Matrix with 2 unknown variables, how to solve?

Question

Given that $$Ax=b$$ where $$x = \begin{bmatrix}x_1 \\ x_2 \\ x_3\end{bmatrix},$$ $$A= \begin{bmatrix} 1 & 1 & 3 \\ 1 & 2 & 4 \\ k_1 & 3 & 5 \end{bmatrix},$$ and $$ b= \begin{bmatrix} 2\\ 3\\ k_2 \end{bmatrix}$$ and $k_1 ,k_2\in\mathbb R$, I need to find the value of $k_1$ and $k_2$, so that $Ax=b$ works out.

when its

1. inconsistent
2. 1 solution
3. inf many solutions and solve the system when its inf many solutions

I don't understand how to solve the system for both unknown variables. I tried to solve the matrix as I would if there was only one variable and I got

$$\begin{bmatrix}-k_1 & -2 & 0 \\ 0 & 1 & 1 \\ 0 & 0 & 0\end{bmatrix}\begin{bmatrix}0 \\ 1 \\ k_2 - 5\end{bmatrix}$$

but this doesn't seem to make any sense to me because the R1 still has another unknown variable

if $k_2=5$ then the matrix would have inf many solutions, but still, there is $k_1$.

I would be grateful for any tip or solution.

Answer 1

I'll call $k_1=x$, $k_2=y$ for simplicity.
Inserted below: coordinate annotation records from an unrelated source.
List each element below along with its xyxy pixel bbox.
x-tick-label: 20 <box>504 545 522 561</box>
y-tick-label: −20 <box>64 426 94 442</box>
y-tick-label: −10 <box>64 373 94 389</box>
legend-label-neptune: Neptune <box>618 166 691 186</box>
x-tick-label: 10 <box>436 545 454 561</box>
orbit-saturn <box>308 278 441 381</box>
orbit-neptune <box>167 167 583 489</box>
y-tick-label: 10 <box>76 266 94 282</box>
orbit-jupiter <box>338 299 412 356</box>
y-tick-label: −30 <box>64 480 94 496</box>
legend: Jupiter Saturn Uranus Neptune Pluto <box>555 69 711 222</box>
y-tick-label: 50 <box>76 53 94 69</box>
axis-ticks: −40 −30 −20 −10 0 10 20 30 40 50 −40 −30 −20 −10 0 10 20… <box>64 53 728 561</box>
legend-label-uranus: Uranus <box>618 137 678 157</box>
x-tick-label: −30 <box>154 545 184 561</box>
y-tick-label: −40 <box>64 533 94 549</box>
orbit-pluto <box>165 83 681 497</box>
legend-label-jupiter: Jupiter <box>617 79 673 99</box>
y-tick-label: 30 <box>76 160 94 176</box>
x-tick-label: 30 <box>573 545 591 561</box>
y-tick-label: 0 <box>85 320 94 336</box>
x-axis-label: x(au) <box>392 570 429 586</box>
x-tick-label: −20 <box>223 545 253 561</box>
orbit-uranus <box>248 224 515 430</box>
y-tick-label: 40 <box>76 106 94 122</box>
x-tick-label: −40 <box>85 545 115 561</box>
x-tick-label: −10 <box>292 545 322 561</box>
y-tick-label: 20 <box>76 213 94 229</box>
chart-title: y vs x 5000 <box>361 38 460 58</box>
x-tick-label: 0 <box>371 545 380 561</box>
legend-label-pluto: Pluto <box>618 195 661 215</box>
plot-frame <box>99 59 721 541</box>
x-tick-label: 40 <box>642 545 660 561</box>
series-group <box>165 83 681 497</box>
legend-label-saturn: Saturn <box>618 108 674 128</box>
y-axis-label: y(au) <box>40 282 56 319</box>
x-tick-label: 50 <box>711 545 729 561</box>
I don't think you did your row reduction right. you have

$ \begin{bmatrix} 1&1&3&2\\ 1&2&4&3\\ x&3&5&y \end{bmatrix} \xrightarrow{R_2-R_1} \begin{bmatrix} 1&1&3&2\\ 0&1&1&1\\ x&3&5&y \end{bmatrix} \xrightarrow{R_3-xR_1} \begin{bmatrix} 1&1&3&2\\ 0&1&1&1\\ 0&3-x&5-3x&y-2x \end{bmatrix} \xrightarrow{R_1-R_2} \begin{bmatrix} 1&0&2&1\\ 0&1&1&1\\ 0&3-x&5-3x&y-2x \end{bmatrix} \xrightarrow{R_3-(3-x)R_2} \begin{bmatrix} 1&0&2&1\\ 0&1&1&1\\ 0&0&2-2x&y-x-3 \end{bmatrix} $

For the system to inconsistent, you need $2-2x=0$ and $y-x-3\ne0$. That is, $x=1$ and $y\ne4$. When $x\ne1$ the system is consistent, and it will have a unique solution. When $x=1$ and $y-x-3=0$, the last row will be zero and so there will be infinitely many solutions. In summary,

• $x\ne1$: consistent, unique solution.

• $x=1$, $y=4$: consistent, infinitely many solutions.

• $x=1$, $y\ne4$: inconsistent.

In the case where $x=1$, $y=4$, the first two rows spell $$ x_1+2x_3=1,\ \ \ x_2+x_3=1. $$ So you can take $x_3=t$ as a parameter, and then the solution is $$ x_1=1-2t,\ \ \ x_2=1-t,\ \ \ x_3=t. $$

Answer 2

Row reduce the augmented matrix $\left[\begin{matrix}1&1&3&2\\1&2&4&3\\k_1&3&5&k_2\end{matrix}\right]$ to get $\left[ \begin{matrix}1&0 & 2 &1\\0&1&1&1\\ 0 & 0 & 2-2k_1 &k_2-k_1-3\end{matrix}\right]$.

If $2-2k_1$ is $0$ and $k_2-k_1-3$ is nonzero, then the system is inconsistent. We now have to consider cases. If $2-2k_1 = 0$ and $k_2-k_1-3$ is nonzero, the system is inconsistent. This occurs when $k_1 =1$ and $k_2\neq 4$.

The system is linearly dependent (i.e. it is consistent w/ infinitely many solutions) when $2-2k_1 = 0$ and $k_2 - k_1-3=0$. This occurs when $k_1 = 1$ and $k_2 = 4$. $k_1 \neq 1$, then the matrix can be further reduced to

$\left[ \begin{matrix}1&0&0&\dfrac{4-k_2}{1-k_1}\\0&1&0&\dfrac{5-k_1-k_2}{2-2k_1}\\0&0&1&\dfrac{k_2-k_1-3}{2-2k_1}\end{matrix}\right]$. In this case, the system will have only one solution.

To summarize, if $k_1 =1$ and $k_2 =4$, the system is consistent and has infinitely many solutions, if $k_1 = 1$ and $k_2 \neq 4$, the system is inconsistent, and if $k_1\neq 1$, the system is consistent w/ one solution.